La réaction du P/APW, M. Bendjebar, président de la commission de recours est éloquente : “Il faut que le citoyen s’implique davantage dans ces opérations ; même les citoyens qui ne sont pas prétendants aux logements doivent nous aider, car nous ne sommes pas censés connaître tout le monde, mais nous sommes censés entendre tout le monde afin d’assainir les listes de logements dans n’importe quelle daïra !”. La commission qu’il préside pour l’heure a enregistré plus de 1 786 recours.
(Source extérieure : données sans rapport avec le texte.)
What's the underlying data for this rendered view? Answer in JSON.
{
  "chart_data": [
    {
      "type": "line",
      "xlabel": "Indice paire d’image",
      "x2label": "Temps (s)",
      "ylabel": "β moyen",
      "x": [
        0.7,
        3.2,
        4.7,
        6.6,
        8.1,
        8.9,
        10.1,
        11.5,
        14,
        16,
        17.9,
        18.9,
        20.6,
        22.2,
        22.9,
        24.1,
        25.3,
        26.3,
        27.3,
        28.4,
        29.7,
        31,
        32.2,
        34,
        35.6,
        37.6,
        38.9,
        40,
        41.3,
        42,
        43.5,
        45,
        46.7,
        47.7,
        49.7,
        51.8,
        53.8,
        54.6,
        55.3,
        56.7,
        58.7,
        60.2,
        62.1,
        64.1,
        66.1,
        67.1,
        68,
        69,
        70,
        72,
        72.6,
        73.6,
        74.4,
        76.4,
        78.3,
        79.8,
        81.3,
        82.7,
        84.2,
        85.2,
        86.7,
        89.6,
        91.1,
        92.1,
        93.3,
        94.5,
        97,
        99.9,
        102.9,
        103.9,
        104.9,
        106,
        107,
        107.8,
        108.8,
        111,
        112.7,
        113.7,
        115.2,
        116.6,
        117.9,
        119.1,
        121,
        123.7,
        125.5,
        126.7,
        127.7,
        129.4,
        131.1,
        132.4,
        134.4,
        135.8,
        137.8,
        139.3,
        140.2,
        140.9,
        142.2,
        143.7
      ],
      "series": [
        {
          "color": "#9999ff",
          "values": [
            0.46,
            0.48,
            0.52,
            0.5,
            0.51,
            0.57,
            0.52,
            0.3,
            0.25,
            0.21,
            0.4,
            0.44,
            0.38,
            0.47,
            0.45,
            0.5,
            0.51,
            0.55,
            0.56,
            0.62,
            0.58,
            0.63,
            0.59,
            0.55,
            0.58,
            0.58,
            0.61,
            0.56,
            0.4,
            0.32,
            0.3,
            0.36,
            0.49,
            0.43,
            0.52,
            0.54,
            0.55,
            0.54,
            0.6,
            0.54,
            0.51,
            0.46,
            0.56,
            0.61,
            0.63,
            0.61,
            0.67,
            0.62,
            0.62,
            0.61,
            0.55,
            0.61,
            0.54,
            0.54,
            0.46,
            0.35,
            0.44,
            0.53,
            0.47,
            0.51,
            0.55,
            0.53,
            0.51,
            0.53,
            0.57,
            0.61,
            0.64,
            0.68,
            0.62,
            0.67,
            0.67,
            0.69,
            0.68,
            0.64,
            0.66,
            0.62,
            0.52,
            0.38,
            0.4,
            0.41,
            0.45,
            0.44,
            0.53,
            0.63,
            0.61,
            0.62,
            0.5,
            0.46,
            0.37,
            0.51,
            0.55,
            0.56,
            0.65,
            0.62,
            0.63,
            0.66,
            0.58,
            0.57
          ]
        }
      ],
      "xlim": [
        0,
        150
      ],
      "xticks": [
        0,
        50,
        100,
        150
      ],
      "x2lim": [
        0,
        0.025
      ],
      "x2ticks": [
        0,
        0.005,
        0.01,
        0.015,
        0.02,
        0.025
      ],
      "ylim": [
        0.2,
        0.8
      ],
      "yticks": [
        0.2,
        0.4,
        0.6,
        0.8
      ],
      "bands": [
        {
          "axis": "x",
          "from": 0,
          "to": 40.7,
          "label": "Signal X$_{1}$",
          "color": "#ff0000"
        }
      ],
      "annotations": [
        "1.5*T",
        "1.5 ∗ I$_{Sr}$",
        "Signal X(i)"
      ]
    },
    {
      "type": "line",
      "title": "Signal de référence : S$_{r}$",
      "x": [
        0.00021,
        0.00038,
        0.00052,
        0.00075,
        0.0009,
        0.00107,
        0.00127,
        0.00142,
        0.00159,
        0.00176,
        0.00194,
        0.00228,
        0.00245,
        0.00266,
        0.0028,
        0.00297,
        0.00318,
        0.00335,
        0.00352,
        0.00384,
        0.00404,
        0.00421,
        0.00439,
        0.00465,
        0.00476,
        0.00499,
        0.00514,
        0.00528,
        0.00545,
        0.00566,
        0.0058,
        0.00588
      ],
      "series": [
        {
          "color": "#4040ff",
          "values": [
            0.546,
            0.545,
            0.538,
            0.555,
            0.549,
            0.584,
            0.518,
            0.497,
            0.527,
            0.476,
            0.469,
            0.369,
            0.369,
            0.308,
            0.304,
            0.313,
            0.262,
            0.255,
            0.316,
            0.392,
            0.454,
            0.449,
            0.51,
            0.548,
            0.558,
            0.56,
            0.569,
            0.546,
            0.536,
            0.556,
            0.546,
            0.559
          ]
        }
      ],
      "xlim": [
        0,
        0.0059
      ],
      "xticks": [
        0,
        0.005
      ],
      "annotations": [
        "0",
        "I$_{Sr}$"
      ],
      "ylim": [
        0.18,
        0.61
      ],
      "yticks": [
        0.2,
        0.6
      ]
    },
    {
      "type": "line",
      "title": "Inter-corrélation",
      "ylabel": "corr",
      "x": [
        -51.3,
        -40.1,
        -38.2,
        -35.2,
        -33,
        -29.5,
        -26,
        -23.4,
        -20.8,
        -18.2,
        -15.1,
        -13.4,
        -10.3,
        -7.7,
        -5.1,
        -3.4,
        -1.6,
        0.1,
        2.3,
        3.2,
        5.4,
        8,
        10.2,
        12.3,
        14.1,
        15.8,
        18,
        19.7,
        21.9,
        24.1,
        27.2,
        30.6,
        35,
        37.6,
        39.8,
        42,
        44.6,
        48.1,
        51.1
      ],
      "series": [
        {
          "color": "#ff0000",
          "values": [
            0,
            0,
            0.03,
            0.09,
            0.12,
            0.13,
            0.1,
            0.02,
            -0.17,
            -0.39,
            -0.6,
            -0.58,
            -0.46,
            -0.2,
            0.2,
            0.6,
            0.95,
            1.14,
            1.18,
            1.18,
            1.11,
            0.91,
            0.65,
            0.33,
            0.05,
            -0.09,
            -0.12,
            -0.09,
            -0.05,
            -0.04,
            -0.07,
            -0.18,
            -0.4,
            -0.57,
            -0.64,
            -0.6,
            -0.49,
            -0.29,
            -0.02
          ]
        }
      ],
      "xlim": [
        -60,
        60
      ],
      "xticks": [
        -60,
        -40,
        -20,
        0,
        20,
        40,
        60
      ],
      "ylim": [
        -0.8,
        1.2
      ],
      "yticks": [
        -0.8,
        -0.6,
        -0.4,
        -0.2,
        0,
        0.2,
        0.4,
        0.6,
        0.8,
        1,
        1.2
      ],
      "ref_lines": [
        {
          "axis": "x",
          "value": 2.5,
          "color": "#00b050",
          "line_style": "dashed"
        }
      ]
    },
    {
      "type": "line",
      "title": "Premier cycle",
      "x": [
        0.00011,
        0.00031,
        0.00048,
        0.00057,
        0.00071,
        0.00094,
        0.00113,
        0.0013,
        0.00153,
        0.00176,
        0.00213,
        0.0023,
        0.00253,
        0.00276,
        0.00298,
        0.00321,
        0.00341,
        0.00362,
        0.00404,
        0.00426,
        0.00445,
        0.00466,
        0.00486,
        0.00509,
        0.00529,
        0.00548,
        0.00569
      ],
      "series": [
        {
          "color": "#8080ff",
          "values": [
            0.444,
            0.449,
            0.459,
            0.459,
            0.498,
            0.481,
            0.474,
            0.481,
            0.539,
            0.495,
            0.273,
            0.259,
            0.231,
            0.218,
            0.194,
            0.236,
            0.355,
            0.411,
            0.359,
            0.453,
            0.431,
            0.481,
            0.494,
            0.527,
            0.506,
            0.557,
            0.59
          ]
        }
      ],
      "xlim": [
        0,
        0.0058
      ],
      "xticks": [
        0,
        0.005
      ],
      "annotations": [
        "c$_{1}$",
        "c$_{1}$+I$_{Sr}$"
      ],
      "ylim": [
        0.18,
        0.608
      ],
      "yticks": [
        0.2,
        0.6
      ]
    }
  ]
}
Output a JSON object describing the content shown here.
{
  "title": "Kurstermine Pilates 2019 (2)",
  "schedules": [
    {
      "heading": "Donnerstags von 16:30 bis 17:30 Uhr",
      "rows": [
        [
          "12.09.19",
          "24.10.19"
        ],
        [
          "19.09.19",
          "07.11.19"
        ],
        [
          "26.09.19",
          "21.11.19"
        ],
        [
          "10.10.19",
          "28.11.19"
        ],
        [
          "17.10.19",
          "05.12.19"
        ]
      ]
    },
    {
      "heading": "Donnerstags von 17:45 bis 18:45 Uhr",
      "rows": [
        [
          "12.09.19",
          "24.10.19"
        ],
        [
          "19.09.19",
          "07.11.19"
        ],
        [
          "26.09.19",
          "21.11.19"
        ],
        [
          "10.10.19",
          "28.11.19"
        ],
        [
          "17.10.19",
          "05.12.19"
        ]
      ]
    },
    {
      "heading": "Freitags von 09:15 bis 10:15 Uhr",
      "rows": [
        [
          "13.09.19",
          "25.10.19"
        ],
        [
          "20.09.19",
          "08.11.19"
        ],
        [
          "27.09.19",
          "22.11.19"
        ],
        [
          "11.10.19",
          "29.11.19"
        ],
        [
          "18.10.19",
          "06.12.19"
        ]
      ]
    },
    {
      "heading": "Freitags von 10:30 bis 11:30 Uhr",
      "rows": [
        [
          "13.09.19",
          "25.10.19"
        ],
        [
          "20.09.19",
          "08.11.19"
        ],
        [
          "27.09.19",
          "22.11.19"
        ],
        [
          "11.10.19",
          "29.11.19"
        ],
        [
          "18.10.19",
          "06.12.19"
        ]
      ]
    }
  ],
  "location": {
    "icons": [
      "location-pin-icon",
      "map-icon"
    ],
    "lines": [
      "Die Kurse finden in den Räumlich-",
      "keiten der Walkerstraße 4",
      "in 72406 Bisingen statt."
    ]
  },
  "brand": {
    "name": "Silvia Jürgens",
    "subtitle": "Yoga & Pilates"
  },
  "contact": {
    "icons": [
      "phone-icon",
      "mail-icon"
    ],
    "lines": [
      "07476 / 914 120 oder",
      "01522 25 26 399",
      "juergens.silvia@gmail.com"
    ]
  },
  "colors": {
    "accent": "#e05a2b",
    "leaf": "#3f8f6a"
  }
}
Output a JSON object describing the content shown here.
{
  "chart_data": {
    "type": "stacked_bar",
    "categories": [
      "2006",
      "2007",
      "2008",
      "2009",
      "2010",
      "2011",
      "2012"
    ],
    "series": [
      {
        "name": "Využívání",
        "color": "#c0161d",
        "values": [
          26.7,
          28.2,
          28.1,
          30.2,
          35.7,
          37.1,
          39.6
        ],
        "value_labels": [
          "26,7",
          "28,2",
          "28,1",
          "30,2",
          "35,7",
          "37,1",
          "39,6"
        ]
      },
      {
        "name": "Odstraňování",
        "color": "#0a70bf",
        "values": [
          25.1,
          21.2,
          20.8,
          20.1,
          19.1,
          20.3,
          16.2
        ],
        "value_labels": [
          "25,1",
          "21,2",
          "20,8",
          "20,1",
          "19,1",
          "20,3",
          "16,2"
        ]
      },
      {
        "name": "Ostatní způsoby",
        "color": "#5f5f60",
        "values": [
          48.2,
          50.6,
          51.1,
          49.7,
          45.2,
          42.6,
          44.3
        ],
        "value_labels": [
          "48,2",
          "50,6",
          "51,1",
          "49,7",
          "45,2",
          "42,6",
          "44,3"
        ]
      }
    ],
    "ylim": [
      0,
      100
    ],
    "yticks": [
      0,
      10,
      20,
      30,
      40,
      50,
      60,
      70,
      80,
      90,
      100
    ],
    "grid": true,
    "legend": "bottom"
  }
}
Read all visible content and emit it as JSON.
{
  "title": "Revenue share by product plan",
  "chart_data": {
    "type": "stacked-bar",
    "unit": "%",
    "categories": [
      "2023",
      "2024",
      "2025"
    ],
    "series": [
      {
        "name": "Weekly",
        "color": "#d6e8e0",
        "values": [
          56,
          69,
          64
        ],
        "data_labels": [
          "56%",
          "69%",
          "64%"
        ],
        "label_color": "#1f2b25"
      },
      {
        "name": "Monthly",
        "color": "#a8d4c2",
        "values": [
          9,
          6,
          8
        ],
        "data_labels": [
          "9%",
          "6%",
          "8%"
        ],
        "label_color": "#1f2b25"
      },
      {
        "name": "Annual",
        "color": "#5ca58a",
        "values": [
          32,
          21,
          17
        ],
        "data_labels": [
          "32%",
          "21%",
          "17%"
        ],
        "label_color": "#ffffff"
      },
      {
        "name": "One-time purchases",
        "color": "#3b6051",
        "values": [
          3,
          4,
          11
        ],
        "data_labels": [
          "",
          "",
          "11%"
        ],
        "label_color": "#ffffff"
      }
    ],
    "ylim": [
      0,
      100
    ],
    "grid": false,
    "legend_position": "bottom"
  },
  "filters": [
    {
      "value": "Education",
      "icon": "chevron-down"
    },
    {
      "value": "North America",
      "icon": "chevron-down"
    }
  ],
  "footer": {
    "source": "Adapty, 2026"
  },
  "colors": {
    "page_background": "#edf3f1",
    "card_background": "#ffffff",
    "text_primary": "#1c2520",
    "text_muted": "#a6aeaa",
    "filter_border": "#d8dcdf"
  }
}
Et malheureusement, le début du mois de juillet n’a pas calmé les choses pour preuve puisqu’il y a quelques jours, c’est au tour des communes de Sidi-Lahcène et de Telagh (Sidi Bel-Abbès) de connaître des rassemblements de contestation. Si pour la première localité l’enjeu est l’attribution de 140 logements sociolocatifs, à Telagh ce sont 122 logements sociolocatifs pour 3 000 demandes qui provoquent les tensions et les tentatives de suicide par immolation. D’aucuns attendent aujourd’hui de savoir qu’elles vont être les réponses des pouvoirs publics face aux revendications de milliers de demandeurs de logements.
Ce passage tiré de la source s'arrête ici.